Percatarnos de las muertes ajenas puede ser visto como una llamada de atención: memento mori, carpe diem, collige uirgo rosas, tempus irreparabile fugit… Visto desde este punto de vista la muerte puede llegar a ser un aliciente para que nos pongamos en marcha. Sin embargo, hay algo más.
La muerte supone tener que continuar viviendo sin la persona que ha expirado, pudiendo llegar a ocasionarnos un dolor inmenso que, a veces, sólo se cura tras muchos años, demasiados, y, aun así, deja enormes cicatrices en el alma. En esos casos tanto el creyente como el agnóstico, e incluso el ateo cuasiconvencido, por muchas dudas que tengan sobre las cuestiones sobrehumanas, guardan una esperanza del “retorno” o “llegada” tras la muerte a un espacio en el que el reencuentro con el ser querido sea posible.

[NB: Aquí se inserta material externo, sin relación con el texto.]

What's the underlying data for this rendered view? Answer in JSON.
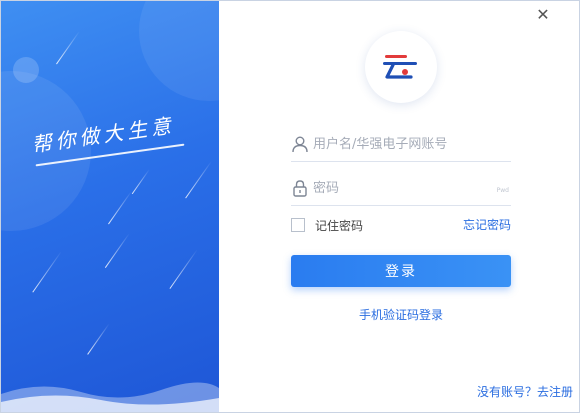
{
  "window": {
    "close_label": "✕"
  },
  "promo": {
    "slogan": "帮你做大生意"
  },
  "logo": {
    "icon": "cloud-logo-icon"
  },
  "login_form": {
    "username_placeholder": "用户名/华强电子网账号",
    "password_placeholder": "密码",
    "password_hint": "Pwd",
    "remember_label": "记住密码",
    "forgot_label": "忘记密码",
    "login_button": "登录",
    "sms_login_label": "手机验证码登录",
    "register_label": "没有账号？去注册"
  },
  "colors": {
    "accent": "#2a7cf0",
    "link": "#2a6de0",
    "promo_top": "#3f8ff2",
    "promo_bottom": "#1e56d6"
  }
}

La finitud de la vida es una cuestión que ha atormentado al hombre durante milenios, motivo por el cual, de una forma u otra, se ha tendido a pensar que la muerte no es el final de la existencia, sino una trasformación de esta hacia un nuevo modo de existir, ya sea mediante reencarnación o accediendo a otra esfera de existencia ajena a la sensible. Sea la forma que sea en la que esta transformación sea considerada, queda un rastro invisible del difunto entre quienes aún siguen vivos, una suerte de esencia que protege a la familia y/o a la comunidad siempre que estas hayan realizado los ritos mortuorios de manera adecuada.
Y es que desde esa forma especial de la existencia los difuntos son capaces de realizar actos que los mortales, por sus limitaciones físicas, aún no pueden hacer; es por ello por lo que en las maldiciones mágicas se invoca a los espíritus de los muertos, especialmente a aquellos que han tenido una muerte violenta o una vida inconclusa (quienes quedan a medio camino de la vida y la muerte), pues a causa de ser entes inmateriales o, al menos, no sólidos, son capaces de sobrepasar cualquier barrera por ancha o alta que sea. Claro que, en los países en los que el cristianismo ha generado fuertes raíces este tipo cosas ya no son tan habituales. En ellos los muertos siguen ayudando a los vivos, pero sin necesidad de maldecir al vecino, pues sólo son intermediarios entre el suplicante y un Dios todopoderoso y benevolente que concede sus dones si la súplica le convence.
Estas creencias no son sino una forma de razonamiento religioso que tratan de ayudar al hombre a continuar esforzándose en una existencia que está encaminada a una muerte irremediable, pues la religión no es sino un hecho social que trata de conectar a las personas para que el tejido se mantenga firme. Esto es fácilmente reconocible en las sociedades antiguas, en las que no existía ninguna diferencia entre religión y poder civil (más que nada porque no existían las herramientas conceptuales necesarias para entenderlo). No fue sino gracias al cristianismo y al desarrollo de la burocracia moderna cuando la humanidad se pudo plantear la separación entre la religión y los poderes civiles.
Pero de eso hablaremos más adelante.